L'incident de la chapelle de la Sainte-Enfance à Nancy


     L'évêché de Nancy a publié le 11 mai le communiqué suivant à propos des incidents qui avaient été créés la veille, le dimanche 10 mai, par quelques personnes refusant le nouvel « Ordo Missae »:

     L'opinion étant informée de l'incident qui s'est produit dimanche dernier à la chapelle de la Sainte-Enfance, l'évêché de Nancy se trouve amené à indiquer sommairement de quoi il s'agit.
     Tous les adultes ont connu la messe telle qu'elle était célébrée, en latin, depuis plusieurs siècles, exactement depuis le Pape saint Pie V (1566-1572).
     On sait également que le Concile Vatican II a examiné, parmi beaucoup d'autres, le problème de la liturgie de la messe pour notre temps.
     Le Pape Paul VI a créé dans ce but le Consilium de liturgie. L'aménagement liturgique s'est mis en place progressivement, et les nouvelles normes, le nouvel « Ordo Missae » a été publié par le Saint-Siège, laissant aux Conférences épiscopales nationales le soin de fixer la date de mise en vigueur, la date ultime pour l'Eglise universelle étant le 30 novembre 1971. La Conférence épiscopale d'Italie choisit le 30 novembre 1969, la Conférence épiscopale de France le 1er janvier 1970.
     Très bien accueillie dans l'ensemble, cette mise à jour liturgique soulevait de-ci de-là, des oppositions, parfois au plan doctrinal, le plus souvent chez des chrétiens habitués au latin, au chant grégorien (ce qui est parfaitement compréhensible et licite) et aux formes extérieures traditionnelles de la messe.
     Un groupe s'est ainsi constitué peu à peu à Nancy, autour d'un prêtre obstiné à célébrer la messe selon l'ancien rite.
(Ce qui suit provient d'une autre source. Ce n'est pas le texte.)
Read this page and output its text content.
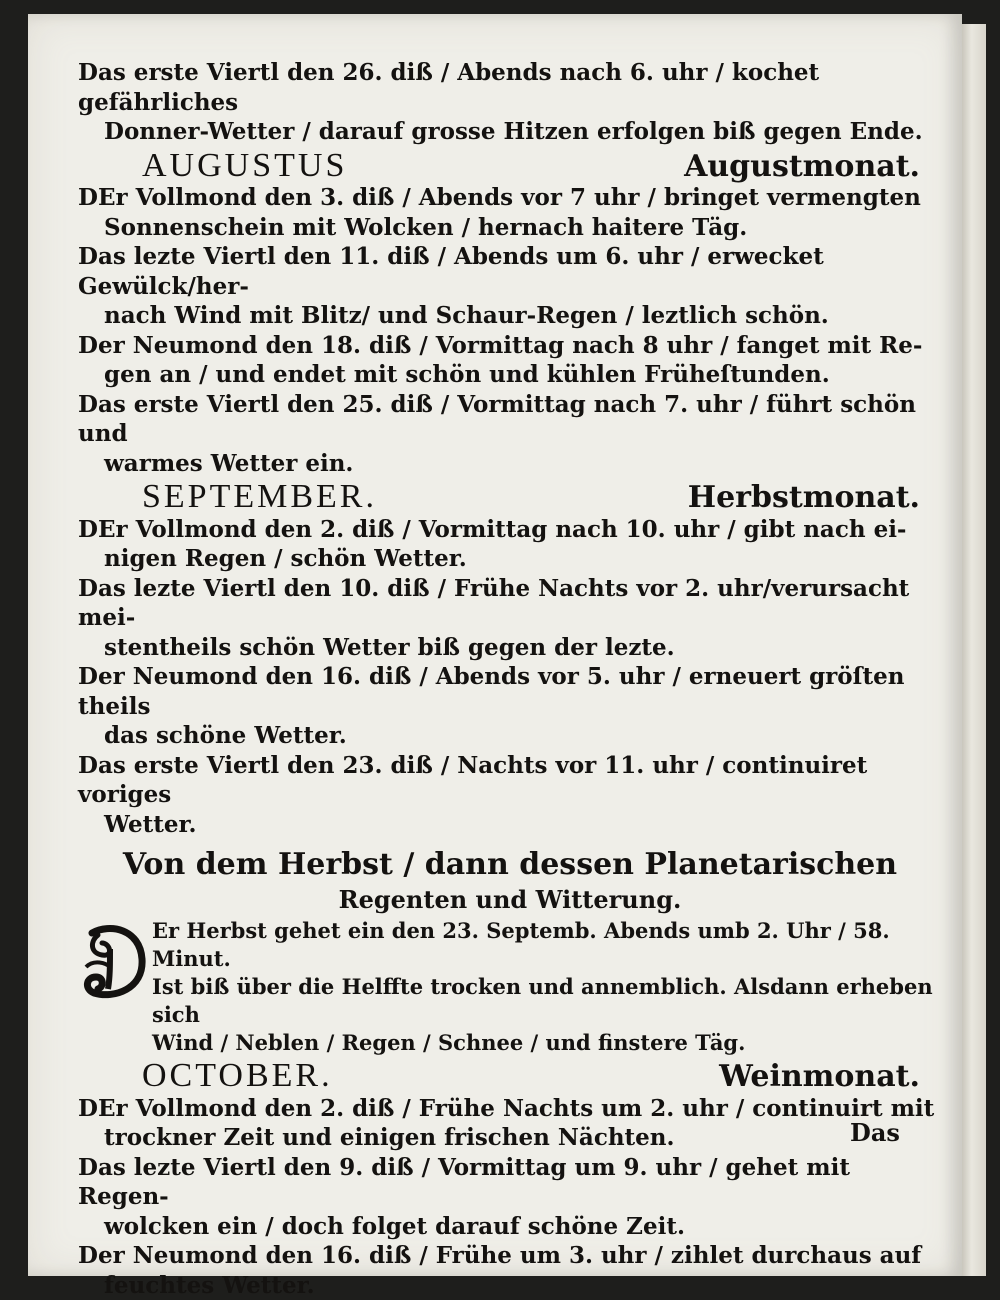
Das erste Viertl den 26. diß / Abends nach 6. uhr / kochet gefährliches
Donner-Wetter / darauf grosse Hitzen erfolgen biß gegen Ende.
AUGUSTUS	Augustmonat.
DEr Vollmond den 3. diß / Abends vor 7 uhr / bringet vermengten
Sonnenschein mit Wolcken / hernach haitere Täg.
Das lezte Viertl den 11. diß / Abends um 6. uhr / erwecket Gewülck/her-
nach Wind mit Blitz/ und Schaur-Regen / leztlich schön.
Der Neumond den 18. diß / Vormittag nach 8 uhr / fanget mit Re-
gen an / und endet mit schön und kühlen Früheſtunden.
Das erste Viertl den 25. diß / Vormittag nach 7. uhr / führt schön und
warmes Wetter ein.
SEPTEMBER.	Herbstmonat.
DEr Vollmond den 2. diß / Vormittag nach 10. uhr / gibt nach ei-
nigen Regen / schön Wetter.
Das lezte Viertl den 10. diß / Frühe Nachts vor 2. uhr/verursacht mei-
stentheils schön Wetter biß gegen der lezte.
Der Neumond den 16. diß / Abends vor 5. uhr / erneuert gröſten theils
das schöne Wetter.
Das erste Viertl den 23. diß / Nachts vor 11. uhr / continuiret voriges
Wetter.
Von dem Herbst / dann dessen Planetarischen
Regenten und Witterung.
Er Herbst gehet ein den 23. Septemb. Abends umb 2. Uhr / 58. Minut.
Ist biß über die Helffte trocken und annemblich. Alsdann erheben sich
Wind / Neblen / Regen / Schnee / und finstere Täg.
OCTOBER.	Weinmonat.
DEr Vollmond den 2. diß / Frühe Nachts um 2. uhr / continuirt mit
trockner Zeit und einigen frischen Nächten.
Das lezte Viertl den 9. diß / Vormittag um 9. uhr / gehet mit Regen-
wolcken ein / doch folget darauf schöne Zeit.
Der Neumond den 16. diß / Frühe um 3. uhr / zihlet durchaus auf
feuchtes Wetter.
Das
     La décision d'interdire cette messe devait être prise dès le 1er janvier. Mgr Breton, vicaire général pour Nancy, demande et obtint un délai pour prendre contact avec les intéressés et s'efforcer d'obtenir un accord sur une messe qui serait célébrée en latin dans une église de Nancy accessible à tous, selon le nouveau schéma liturgique.
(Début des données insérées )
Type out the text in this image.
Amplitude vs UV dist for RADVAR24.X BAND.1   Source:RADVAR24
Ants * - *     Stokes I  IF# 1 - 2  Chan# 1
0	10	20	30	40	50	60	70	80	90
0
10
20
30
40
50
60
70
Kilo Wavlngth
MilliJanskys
     Cette proposition s'est heurtée à un refus catégorique formulé à nouveau à Mgr l'Evêque lui-même, refus d'autant plus incompréhensible que le Canon I de la nouvelle messe (toute la partie centrale) nous vient du IVe siècle et qu'il est celui de la messe de saint Pie V.
     La dernière messe selon le rite ancien devant être celle du dimanche 10 mai, le vicaire général, ayant pris longuement contact avec les organisateurs, proposa une rencontre dans une salle après cette messe. Cette éventualité fut écartée. Il fut alors convenu avec eux qu'il prendrait la parole au cours de la messe, non pour couper les ponts, mais au contraire pour garder le contact.
     A peine avait-il prononcé quelques mots, d'ailleurs très fraternels et compréhensifs, qu'élevaient successivement la voix un jeune et deux adultes selon un scénario préparé à l'avance.
     Il ne restait au vicaire général qu'à se retirer, après avoir dit sa certitude que 95 % de l'assistance désapprouvait une telle manifestation, en un tel lieu, après tant de rencontres cordiales, en contradiction totale avec les entretiens préparatoires. La preuve en est dans les lettres reçues depuis l'évêché: « Je déplore formellement que ce matin quelques assistants qui ne représentent d'ailleurs qu'eux-mêmes... » « Je ne trouve pas de termes assez vifs pour exprimer ma consternation, etc. »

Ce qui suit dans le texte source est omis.